Bathing at the three junctures of the day, her curling locks matted into jata, and her body, wrapped now in rags, dried and grew thin under the weight of her penance. She had walked away from the jeweled house her husband’s austerities had raised, its ivory beds and its seats of gold, its walls of crystal and emerald, and she never once turned to look back at it. Dirt gathered on her skin, and still she shone through it, the way a banked fire shows through the smoke that wraps it.
One day the knowledge Kapila had given her melted into her own experience.
Now she no longer knew herself as mother, or as queen, or as Devahuti. Only an atman: still, conscious, free.
They say the place where she attained siddhi became known through the three worlds as Siddhapada. And where she left her body, that very body became a sacred river, best among streams, gentle, a giver of siddhi, which the siddhas serve to this day.
Shukadeva was quiet for a time.
“See, Rajan, Kapila was the Lord himself, the root of all Samkhya. Had he wished, he could have laid open the shastra of the heavens and the deeps. But his mother sat before him, so he said only what a mother’s hands could hold. That is the mark of the truly wise: he bends down to the height of the one who listens.”
Parikshit asked softly, “And why did he call bhakti the more natural road, Bhagavan? Is knowledge smaller than it?”
“Not smaller, Rajan. Both carry you to the same resting place. But on the road of knowledge a person must search for himself again and again, while in bhakti he has only to hand himself over. A mother loving her child never asks for an accounting. Devahuti already knew that art; her son only turned its face toward Sri Hari.”
Shukadeva paused a few moments. “And one thing more, Rajan. Devahuti did not hear it and set it aside. She sat down that very hour. What she heard, she lived.”
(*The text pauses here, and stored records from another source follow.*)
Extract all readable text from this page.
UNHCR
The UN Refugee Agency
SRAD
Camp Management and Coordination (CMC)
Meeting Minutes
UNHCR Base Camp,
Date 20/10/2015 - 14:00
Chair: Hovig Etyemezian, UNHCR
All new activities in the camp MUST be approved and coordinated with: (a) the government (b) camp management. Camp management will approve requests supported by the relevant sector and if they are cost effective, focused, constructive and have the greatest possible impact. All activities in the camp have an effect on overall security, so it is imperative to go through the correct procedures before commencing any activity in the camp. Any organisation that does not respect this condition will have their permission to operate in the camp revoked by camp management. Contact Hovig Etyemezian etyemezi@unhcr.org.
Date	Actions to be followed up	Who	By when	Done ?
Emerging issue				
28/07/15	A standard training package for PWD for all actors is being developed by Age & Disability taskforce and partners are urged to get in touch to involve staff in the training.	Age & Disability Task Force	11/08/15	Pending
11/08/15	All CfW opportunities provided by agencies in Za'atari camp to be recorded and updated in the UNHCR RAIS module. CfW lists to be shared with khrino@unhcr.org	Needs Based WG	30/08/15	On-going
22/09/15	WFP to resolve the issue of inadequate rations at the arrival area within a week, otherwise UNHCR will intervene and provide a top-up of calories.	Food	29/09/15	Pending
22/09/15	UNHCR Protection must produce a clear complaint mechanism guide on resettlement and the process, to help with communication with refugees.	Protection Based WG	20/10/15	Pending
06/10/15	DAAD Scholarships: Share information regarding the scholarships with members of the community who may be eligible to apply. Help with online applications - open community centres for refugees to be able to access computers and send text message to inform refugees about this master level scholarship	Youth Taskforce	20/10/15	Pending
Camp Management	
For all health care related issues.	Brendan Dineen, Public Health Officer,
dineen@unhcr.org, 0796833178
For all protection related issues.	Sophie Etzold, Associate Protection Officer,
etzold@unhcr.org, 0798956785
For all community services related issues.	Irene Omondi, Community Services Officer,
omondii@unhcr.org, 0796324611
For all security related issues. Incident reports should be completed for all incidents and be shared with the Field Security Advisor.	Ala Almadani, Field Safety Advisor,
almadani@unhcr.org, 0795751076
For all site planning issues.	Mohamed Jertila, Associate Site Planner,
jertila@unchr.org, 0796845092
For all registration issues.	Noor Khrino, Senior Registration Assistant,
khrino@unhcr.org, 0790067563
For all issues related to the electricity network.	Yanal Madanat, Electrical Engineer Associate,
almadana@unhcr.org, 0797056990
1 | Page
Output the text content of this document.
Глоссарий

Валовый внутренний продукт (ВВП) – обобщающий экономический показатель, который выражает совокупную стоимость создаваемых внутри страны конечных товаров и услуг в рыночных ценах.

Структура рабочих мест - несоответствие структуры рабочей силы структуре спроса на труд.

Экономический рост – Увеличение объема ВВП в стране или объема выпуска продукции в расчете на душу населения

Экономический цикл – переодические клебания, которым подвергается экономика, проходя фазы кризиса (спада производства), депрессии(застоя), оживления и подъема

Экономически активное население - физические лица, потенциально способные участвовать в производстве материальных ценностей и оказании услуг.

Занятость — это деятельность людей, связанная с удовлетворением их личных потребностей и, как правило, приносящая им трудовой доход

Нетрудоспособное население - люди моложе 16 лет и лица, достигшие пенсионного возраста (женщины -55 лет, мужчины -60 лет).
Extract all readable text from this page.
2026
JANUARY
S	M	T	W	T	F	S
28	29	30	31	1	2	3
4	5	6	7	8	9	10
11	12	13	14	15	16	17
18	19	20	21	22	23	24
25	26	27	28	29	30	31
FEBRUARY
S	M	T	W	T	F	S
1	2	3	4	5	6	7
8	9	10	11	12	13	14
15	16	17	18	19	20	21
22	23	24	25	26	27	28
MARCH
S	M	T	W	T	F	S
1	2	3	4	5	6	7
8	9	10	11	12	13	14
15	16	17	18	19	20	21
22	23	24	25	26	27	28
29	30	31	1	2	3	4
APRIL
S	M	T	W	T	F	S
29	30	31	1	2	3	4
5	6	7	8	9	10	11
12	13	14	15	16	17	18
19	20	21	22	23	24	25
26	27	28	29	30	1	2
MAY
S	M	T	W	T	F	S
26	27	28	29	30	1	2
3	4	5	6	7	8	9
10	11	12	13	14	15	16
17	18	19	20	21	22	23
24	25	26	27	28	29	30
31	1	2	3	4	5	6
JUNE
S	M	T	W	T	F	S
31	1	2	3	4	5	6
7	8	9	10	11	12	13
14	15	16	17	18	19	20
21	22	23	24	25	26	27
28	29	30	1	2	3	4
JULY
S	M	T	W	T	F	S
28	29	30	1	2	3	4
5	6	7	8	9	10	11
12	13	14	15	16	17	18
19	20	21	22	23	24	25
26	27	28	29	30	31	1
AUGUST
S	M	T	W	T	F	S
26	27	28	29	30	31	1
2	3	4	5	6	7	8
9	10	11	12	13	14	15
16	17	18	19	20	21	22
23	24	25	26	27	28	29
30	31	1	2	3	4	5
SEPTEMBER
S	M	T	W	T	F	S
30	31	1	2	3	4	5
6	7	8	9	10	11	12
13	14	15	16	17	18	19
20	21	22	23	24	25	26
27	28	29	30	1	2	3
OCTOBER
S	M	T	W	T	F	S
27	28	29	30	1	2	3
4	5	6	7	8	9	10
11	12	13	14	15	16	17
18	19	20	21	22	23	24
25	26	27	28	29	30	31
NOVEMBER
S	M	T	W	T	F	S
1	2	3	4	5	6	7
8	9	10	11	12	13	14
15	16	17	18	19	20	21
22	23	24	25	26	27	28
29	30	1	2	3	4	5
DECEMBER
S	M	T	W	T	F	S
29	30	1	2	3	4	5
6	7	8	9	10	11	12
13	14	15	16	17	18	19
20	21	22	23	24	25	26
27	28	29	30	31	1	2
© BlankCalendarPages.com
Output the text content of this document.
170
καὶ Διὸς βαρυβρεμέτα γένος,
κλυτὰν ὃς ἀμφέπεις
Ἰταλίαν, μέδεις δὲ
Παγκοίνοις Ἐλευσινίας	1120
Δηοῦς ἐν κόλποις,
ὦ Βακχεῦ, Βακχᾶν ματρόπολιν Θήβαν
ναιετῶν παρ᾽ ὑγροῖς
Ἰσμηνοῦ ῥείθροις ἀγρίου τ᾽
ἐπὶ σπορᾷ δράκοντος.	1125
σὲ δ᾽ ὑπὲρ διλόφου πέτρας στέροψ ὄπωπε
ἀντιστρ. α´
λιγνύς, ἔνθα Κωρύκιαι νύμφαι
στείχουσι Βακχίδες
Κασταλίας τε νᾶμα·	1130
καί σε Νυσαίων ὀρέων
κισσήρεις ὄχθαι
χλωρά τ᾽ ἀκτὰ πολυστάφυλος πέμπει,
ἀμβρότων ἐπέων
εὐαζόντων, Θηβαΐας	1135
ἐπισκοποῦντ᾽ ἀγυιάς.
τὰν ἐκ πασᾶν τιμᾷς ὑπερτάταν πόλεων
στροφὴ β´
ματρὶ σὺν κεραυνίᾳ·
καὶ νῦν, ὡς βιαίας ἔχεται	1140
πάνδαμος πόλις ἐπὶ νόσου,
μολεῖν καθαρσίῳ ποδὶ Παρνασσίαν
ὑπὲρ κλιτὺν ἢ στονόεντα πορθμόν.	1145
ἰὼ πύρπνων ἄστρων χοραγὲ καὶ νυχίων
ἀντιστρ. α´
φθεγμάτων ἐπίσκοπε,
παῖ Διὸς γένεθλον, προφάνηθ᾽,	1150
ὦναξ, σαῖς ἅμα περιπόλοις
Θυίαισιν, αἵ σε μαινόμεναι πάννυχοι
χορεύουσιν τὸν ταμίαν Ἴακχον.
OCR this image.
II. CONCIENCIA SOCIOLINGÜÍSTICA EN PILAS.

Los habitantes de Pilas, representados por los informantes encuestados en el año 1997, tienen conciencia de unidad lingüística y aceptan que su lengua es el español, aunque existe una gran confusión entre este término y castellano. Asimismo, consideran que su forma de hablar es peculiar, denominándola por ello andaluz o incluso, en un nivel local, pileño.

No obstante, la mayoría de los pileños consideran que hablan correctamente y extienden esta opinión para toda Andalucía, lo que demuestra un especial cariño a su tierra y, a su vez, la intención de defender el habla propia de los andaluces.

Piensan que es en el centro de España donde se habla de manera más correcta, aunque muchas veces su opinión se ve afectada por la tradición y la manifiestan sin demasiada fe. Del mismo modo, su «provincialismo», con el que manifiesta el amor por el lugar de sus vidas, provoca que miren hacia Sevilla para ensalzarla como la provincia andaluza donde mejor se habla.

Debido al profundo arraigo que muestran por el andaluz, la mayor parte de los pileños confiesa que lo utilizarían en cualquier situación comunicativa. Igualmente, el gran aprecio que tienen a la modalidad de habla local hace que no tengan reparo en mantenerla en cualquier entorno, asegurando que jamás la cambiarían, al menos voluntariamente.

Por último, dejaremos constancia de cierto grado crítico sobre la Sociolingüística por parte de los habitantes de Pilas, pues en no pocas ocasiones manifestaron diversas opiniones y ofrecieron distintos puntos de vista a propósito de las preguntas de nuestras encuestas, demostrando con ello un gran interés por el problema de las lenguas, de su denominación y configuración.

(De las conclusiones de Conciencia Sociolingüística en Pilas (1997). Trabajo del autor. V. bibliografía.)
Parikshit said nothing. His mind too came to rest in the direction where Shukadeva’s gaze had settled.
Literary context
This teaching of Kapila runs through the third Skandha of the Bhagavata, chapters 25 through 33; the earlier story of Kardama and Devahuti comes in chapters 23 and 24. It is also called the Devahuti Gita. The Samkhya Kapila teaches here is theistic, held together and turned toward bhakti, which is what sets it apart from the classical Samkhya-karika of Ishvara Krishna.
A philosophical lens
The most tender thing in this story is that the guru and the disciple are bound as mother and son. Devahuti carries two roles at once, mother and disciple, and joins them into one without any strain.
Here rises one of the Bhagavata’s rare images of dasya-bhakti, devotion as service. The mother who had spent years serving her son now sits at his feet as his servant, and the bowing holds no smallness, because it is love in another form.
Why this story matters now
If the one we raised becomes the lamp on our road, there is no defeat in that. Devahuti had learned that true love does not hesitate to bow wherever knowledge sits, even when that knowledge stands before us in the form of our own son.